Individual Exemption
SEC 6: An enterprise may apply to the Commission for an exemption with respect to
a particular agreement from the prohibition under section 4.
- Enterprise may apply for an exemption before entering into an agreement.
- Commission will analyse agreement to determine its effect on the market and
whether it fulfils criteria under Section 5.
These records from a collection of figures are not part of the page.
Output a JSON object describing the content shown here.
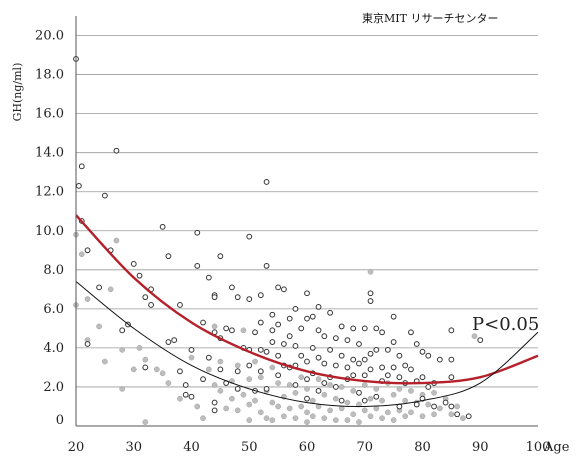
{
  "chart_data": {
    "type": "scatter",
    "source_label": "東京MIT リサーチセンター",
    "ylabel": "GH(ng/ml)",
    "xlabel": "Age",
    "annotation": "P<0.05",
    "xlim": [
      20,
      100
    ],
    "ylim": [
      0,
      21
    ],
    "y_ticks": [
      "0",
      "2.0",
      "4.0",
      "6.0",
      "8.0",
      "10.0",
      "12.0",
      "14.0",
      "16.0",
      "18.0",
      "20.0"
    ],
    "x_ticks": [
      "20",
      "30",
      "40",
      "50",
      "60",
      "70",
      "80",
      "90",
      "100"
    ],
    "grid": "horizontal",
    "colors": {
      "trend_red": "#b5202b",
      "trend_black": "#111111",
      "grid": "#9a9a9a",
      "filled_point": "#bdbdbd",
      "open_point_stroke": "#333333"
    },
    "series": [
      {
        "style": "open-circle",
        "points": [
          [
            20,
            18.8
          ],
          [
            20.5,
            12.3
          ],
          [
            21,
            13.3
          ],
          [
            21,
            10.5
          ],
          [
            22,
            9.0
          ],
          [
            22,
            4.2
          ],
          [
            24,
            7.1
          ],
          [
            25,
            11.8
          ],
          [
            26,
            9.0
          ],
          [
            27,
            14.1
          ],
          [
            28,
            4.9
          ],
          [
            29,
            5.2
          ],
          [
            30,
            8.3
          ],
          [
            31,
            7.7
          ],
          [
            32,
            6.6
          ],
          [
            32,
            3.0
          ],
          [
            33,
            7.0
          ],
          [
            33,
            6.2
          ],
          [
            35,
            10.2
          ],
          [
            36,
            8.7
          ],
          [
            36,
            4.3
          ],
          [
            37,
            4.4
          ],
          [
            38,
            6.2
          ],
          [
            38,
            2.8
          ],
          [
            39,
            2.1
          ],
          [
            39,
            1.6
          ],
          [
            40,
            3.9
          ],
          [
            40,
            1.5
          ],
          [
            41,
            9.9
          ],
          [
            41,
            8.2
          ],
          [
            42,
            5.3
          ],
          [
            42,
            2.4
          ],
          [
            43,
            7.6
          ],
          [
            43,
            3.5
          ],
          [
            44,
            6.7
          ],
          [
            44,
            6.6
          ],
          [
            44,
            4.8
          ],
          [
            44,
            1.2
          ],
          [
            44,
            0.8
          ],
          [
            45,
            8.7
          ],
          [
            45,
            4.5
          ],
          [
            45,
            2.9
          ],
          [
            46,
            5.0
          ],
          [
            46,
            2.2
          ],
          [
            47,
            7.1
          ],
          [
            47,
            4.9
          ],
          [
            48,
            6.6
          ],
          [
            48,
            2.8
          ],
          [
            48,
            1.9
          ],
          [
            49,
            4.0
          ],
          [
            50,
            9.7
          ],
          [
            50,
            6.5
          ],
          [
            50,
            3.9
          ],
          [
            50,
            3.1
          ],
          [
            51,
            4.8
          ],
          [
            51,
            1.8
          ],
          [
            52,
            6.7
          ],
          [
            52,
            5.3
          ],
          [
            52,
            3.9
          ],
          [
            52,
            2.8
          ],
          [
            53,
            12.5
          ],
          [
            53,
            8.2
          ],
          [
            53,
            3.8
          ],
          [
            53,
            1.9
          ],
          [
            54,
            5.7
          ],
          [
            54,
            4.9
          ],
          [
            54,
            4.3
          ],
          [
            55,
            7.1
          ],
          [
            55,
            5.2
          ],
          [
            55,
            3.6
          ],
          [
            55,
            2.6
          ],
          [
            56,
            7.0
          ],
          [
            56,
            4.2
          ],
          [
            56,
            3.1
          ],
          [
            57,
            5.5
          ],
          [
            57,
            4.6
          ],
          [
            57,
            3.0
          ],
          [
            58,
            6.0
          ],
          [
            58,
            4.1
          ],
          [
            58,
            3.1
          ],
          [
            58,
            2.1
          ],
          [
            59,
            5.0
          ],
          [
            59,
            3.6
          ],
          [
            60,
            6.8
          ],
          [
            60,
            5.5
          ],
          [
            60,
            3.3
          ],
          [
            60,
            2.4
          ],
          [
            60,
            1.4
          ],
          [
            61,
            5.6
          ],
          [
            61,
            4.0
          ],
          [
            61,
            2.7
          ],
          [
            62,
            6.1
          ],
          [
            62,
            4.9
          ],
          [
            62,
            3.5
          ],
          [
            62,
            1.8
          ],
          [
            63,
            4.6
          ],
          [
            63,
            3.2
          ],
          [
            63,
            2.2
          ],
          [
            64,
            5.8
          ],
          [
            64,
            3.9
          ],
          [
            64,
            2.5
          ],
          [
            65,
            4.5
          ],
          [
            65,
            3.1
          ],
          [
            65,
            2.0
          ],
          [
            66,
            5.1
          ],
          [
            66,
            3.6
          ],
          [
            66,
            1.3
          ],
          [
            67,
            4.4
          ],
          [
            67,
            3.0
          ],
          [
            67,
            2.4
          ],
          [
            68,
            5.0
          ],
          [
            68,
            3.4
          ],
          [
            68,
            2.6
          ],
          [
            69,
            4.2
          ],
          [
            69,
            3.2
          ],
          [
            69,
            1.7
          ],
          [
            70,
            5.0
          ],
          [
            70,
            3.4
          ],
          [
            70,
            2.6
          ],
          [
            70,
            1.3
          ],
          [
            71,
            6.8
          ],
          [
            71,
            6.4
          ],
          [
            71,
            3.7
          ],
          [
            71,
            2.9
          ],
          [
            72,
            5.0
          ],
          [
            72,
            3.9
          ],
          [
            72,
            1.5
          ],
          [
            73,
            4.8
          ],
          [
            73,
            3.0
          ],
          [
            73,
            2.3
          ],
          [
            74,
            3.9
          ],
          [
            74,
            2.6
          ],
          [
            75,
            5.6
          ],
          [
            75,
            4.3
          ],
          [
            75,
            3.0
          ],
          [
            76,
            3.6
          ],
          [
            76,
            2.5
          ],
          [
            76,
            1.0
          ],
          [
            77,
            3.1
          ],
          [
            77,
            2.2
          ],
          [
            78,
            4.8
          ],
          [
            78,
            2.9
          ],
          [
            79,
            4.2
          ],
          [
            79,
            2.3
          ],
          [
            79,
            1.1
          ],
          [
            80,
            3.8
          ],
          [
            80,
            2.5
          ],
          [
            80,
            1.4
          ],
          [
            81,
            3.6
          ],
          [
            81,
            2.0
          ],
          [
            82,
            2.2
          ],
          [
            82,
            1.0
          ],
          [
            83,
            3.4
          ],
          [
            84,
            1.2
          ],
          [
            85,
            4.9
          ],
          [
            85,
            3.4
          ],
          [
            85,
            2.5
          ],
          [
            85,
            1.0
          ],
          [
            86,
            0.6
          ],
          [
            88,
            0.5
          ],
          [
            90,
            4.4
          ]
        ]
      },
      {
        "style": "filled-circle",
        "points": [
          [
            20,
            9.8
          ],
          [
            20,
            6.2
          ],
          [
            21,
            8.8
          ],
          [
            22,
            6.5
          ],
          [
            22,
            4.4
          ],
          [
            24,
            5.1
          ],
          [
            25,
            3.3
          ],
          [
            26,
            7.0
          ],
          [
            27,
            9.5
          ],
          [
            28,
            3.9
          ],
          [
            28,
            1.9
          ],
          [
            30,
            2.9
          ],
          [
            31,
            4.0
          ],
          [
            32,
            3.4
          ],
          [
            32,
            0.2
          ],
          [
            34,
            2.9
          ],
          [
            35,
            2.7
          ],
          [
            36,
            2.2
          ],
          [
            38,
            1.4
          ],
          [
            40,
            3.5
          ],
          [
            41,
            1.0
          ],
          [
            42,
            0.4
          ],
          [
            43,
            2.9
          ],
          [
            44,
            5.1
          ],
          [
            44,
            2.1
          ],
          [
            45,
            3.3
          ],
          [
            45,
            1.8
          ],
          [
            46,
            0.9
          ],
          [
            47,
            2.3
          ],
          [
            47,
            1.4
          ],
          [
            48,
            3.1
          ],
          [
            48,
            0.8
          ],
          [
            49,
            4.9
          ],
          [
            49,
            1.6
          ],
          [
            50,
            2.4
          ],
          [
            50,
            1.1
          ],
          [
            50,
            0.3
          ],
          [
            51,
            3.3
          ],
          [
            51,
            1.3
          ],
          [
            52,
            2.5
          ],
          [
            52,
            0.7
          ],
          [
            53,
            1.8
          ],
          [
            53,
            0.4
          ],
          [
            54,
            3.0
          ],
          [
            54,
            1.2
          ],
          [
            54,
            0.3
          ],
          [
            55,
            2.2
          ],
          [
            55,
            1.0
          ],
          [
            56,
            1.5
          ],
          [
            56,
            0.5
          ],
          [
            57,
            2.1
          ],
          [
            57,
            0.9
          ],
          [
            58,
            1.7
          ],
          [
            58,
            0.4
          ],
          [
            59,
            2.5
          ],
          [
            59,
            1.0
          ],
          [
            60,
            1.9
          ],
          [
            60,
            0.7
          ],
          [
            60,
            0.2
          ],
          [
            61,
            1.3
          ],
          [
            61,
            0.5
          ],
          [
            62,
            2.4
          ],
          [
            62,
            1.0
          ],
          [
            63,
            1.6
          ],
          [
            63,
            0.4
          ],
          [
            64,
            2.1
          ],
          [
            64,
            0.8
          ],
          [
            65,
            1.4
          ],
          [
            65,
            0.3
          ],
          [
            66,
            2.0
          ],
          [
            66,
            0.9
          ],
          [
            67,
            1.2
          ],
          [
            67,
            0.3
          ],
          [
            68,
            1.8
          ],
          [
            68,
            0.6
          ],
          [
            69,
            1.1
          ],
          [
            69,
            0.2
          ],
          [
            70,
            2.1
          ],
          [
            70,
            0.8
          ],
          [
            71,
            7.9
          ],
          [
            71,
            1.4
          ],
          [
            71,
            0.5
          ],
          [
            72,
            1.9
          ],
          [
            72,
            0.9
          ],
          [
            73,
            1.3
          ],
          [
            73,
            0.4
          ],
          [
            74,
            2.2
          ],
          [
            74,
            0.7
          ],
          [
            75,
            1.6
          ],
          [
            75,
            0.3
          ],
          [
            76,
            1.9
          ],
          [
            76,
            0.8
          ],
          [
            77,
            1.3
          ],
          [
            77,
            0.5
          ],
          [
            78,
            1.8
          ],
          [
            78,
            0.7
          ],
          [
            79,
            1.2
          ],
          [
            80,
            1.6
          ],
          [
            80,
            0.5
          ],
          [
            81,
            1.1
          ],
          [
            82,
            1.7
          ],
          [
            82,
            0.6
          ],
          [
            83,
            0.9
          ],
          [
            84,
            1.4
          ],
          [
            85,
            0.6
          ],
          [
            86,
            1.0
          ],
          [
            87,
            0.4
          ],
          [
            89,
            4.6
          ]
        ]
      }
    ],
    "trend_lines": [
      {
        "color": "#b5202b",
        "points": [
          [
            20,
            10.8
          ],
          [
            30,
            7.6
          ],
          [
            40,
            5.3
          ],
          [
            50,
            3.8
          ],
          [
            60,
            2.8
          ],
          [
            70,
            2.3
          ],
          [
            80,
            2.2
          ],
          [
            90,
            2.5
          ],
          [
            100,
            3.6
          ]
        ]
      },
      {
        "color": "#111111",
        "points": [
          [
            20,
            7.4
          ],
          [
            30,
            5.0
          ],
          [
            40,
            3.1
          ],
          [
            50,
            1.9
          ],
          [
            60,
            1.2
          ],
          [
            70,
            1.0
          ],
          [
            80,
            1.3
          ],
          [
            90,
            2.2
          ],
          [
            100,
            4.8
          ]
        ]
      }
    ]
  }
}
- An exemption is granted subject to conditions, obligations and for a limited
duration.

Block Exemption
SEC 8: If agreements which fall within a particular category of agreements are, in the
opinion of the Commission, likely to be agreements to which section 5 applies, the
Commission may, by order published in the Gazette, grant an exemption to the
particular category of agreements.
- Alternative to reduce bulk of applications for individual exemption.
- MyCC has power to grant block exemption if an agreement is likely to be
agreements to which Section 5 applies.
- Enhance legal certainty, save enforcement costs.
- MyCC can examine similar agreements simultaneously without the need for
enterprise to submit separate applications.